Perhaps the most interesting discrepancy is the area outside of the red outline seen just below and left of Moreau Lake. That's not newly added so, is it in the park or outside of the park? It's probably a data error in Google Maps. No other source that I've seen includes that acreage in the Park and if you zoom in, as seen in Image 3, we see that there are streets located there. I know from having been there that there are houses on those streets so that area is probably not inside the State Park.

Image 3: The section in green, but outside of the red outline, is probably a data error. (Source Google Maps)

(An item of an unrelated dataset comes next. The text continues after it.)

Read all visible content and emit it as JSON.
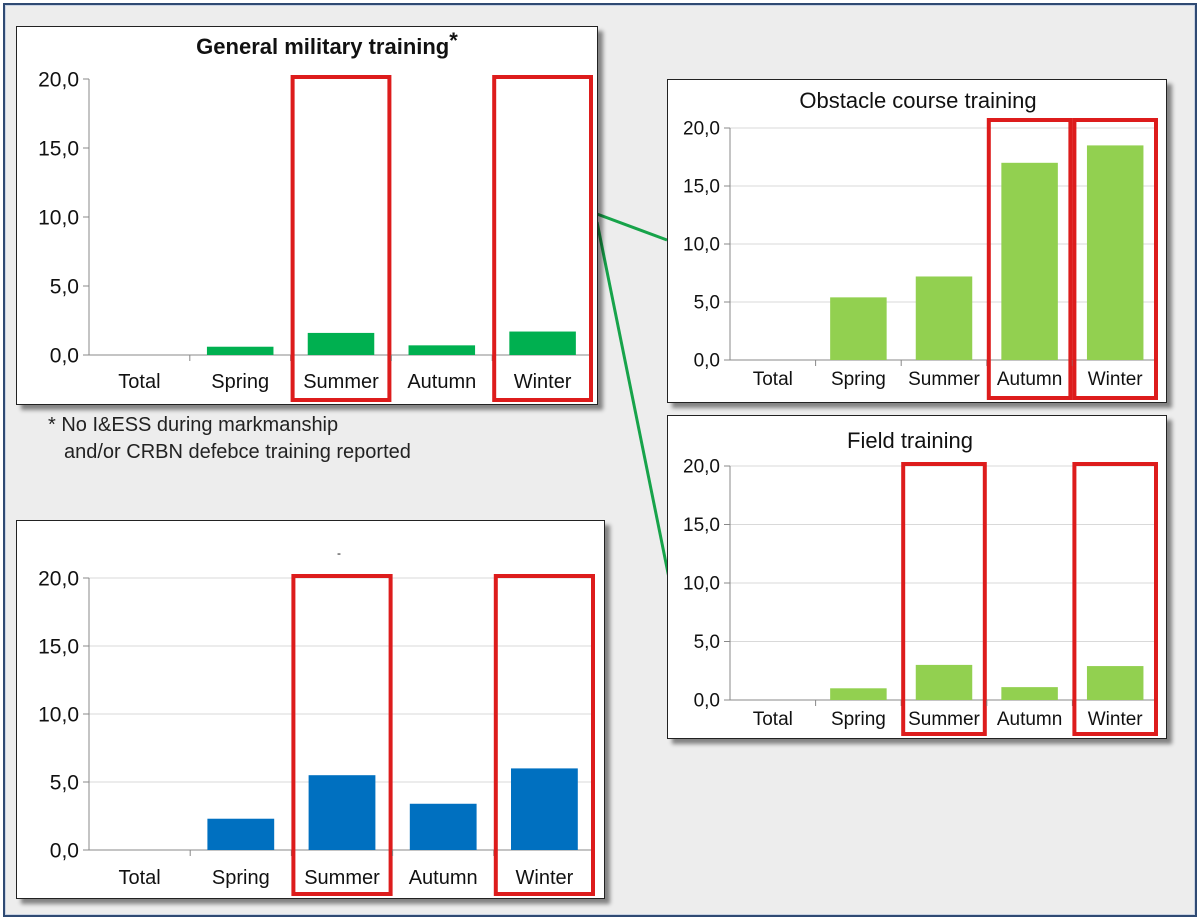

The outlines I've shared were digitized from base map layers obtained from several sources. My starting point was the official Park map and I edited and added detail using a base map layer from ArcGIS Online (Esri). My point in discussing these discrepancies is that geographic data usually represents a moment in time. If our subject of interest is represented by data that changes continuously then we can consider that data to be out-of-date the second we save it to a database. Even something far less dynamic --a State Park boundary for example-- will change over time and representations provided by varied sources will not necessarily be in agreement. And then there are errors of all kinds and the question of accuracy. But that's another whole story.

As a representation of the real world geographic data is uncertain. And uncertain is not the opposite of certain. It's a lot more complicated than that.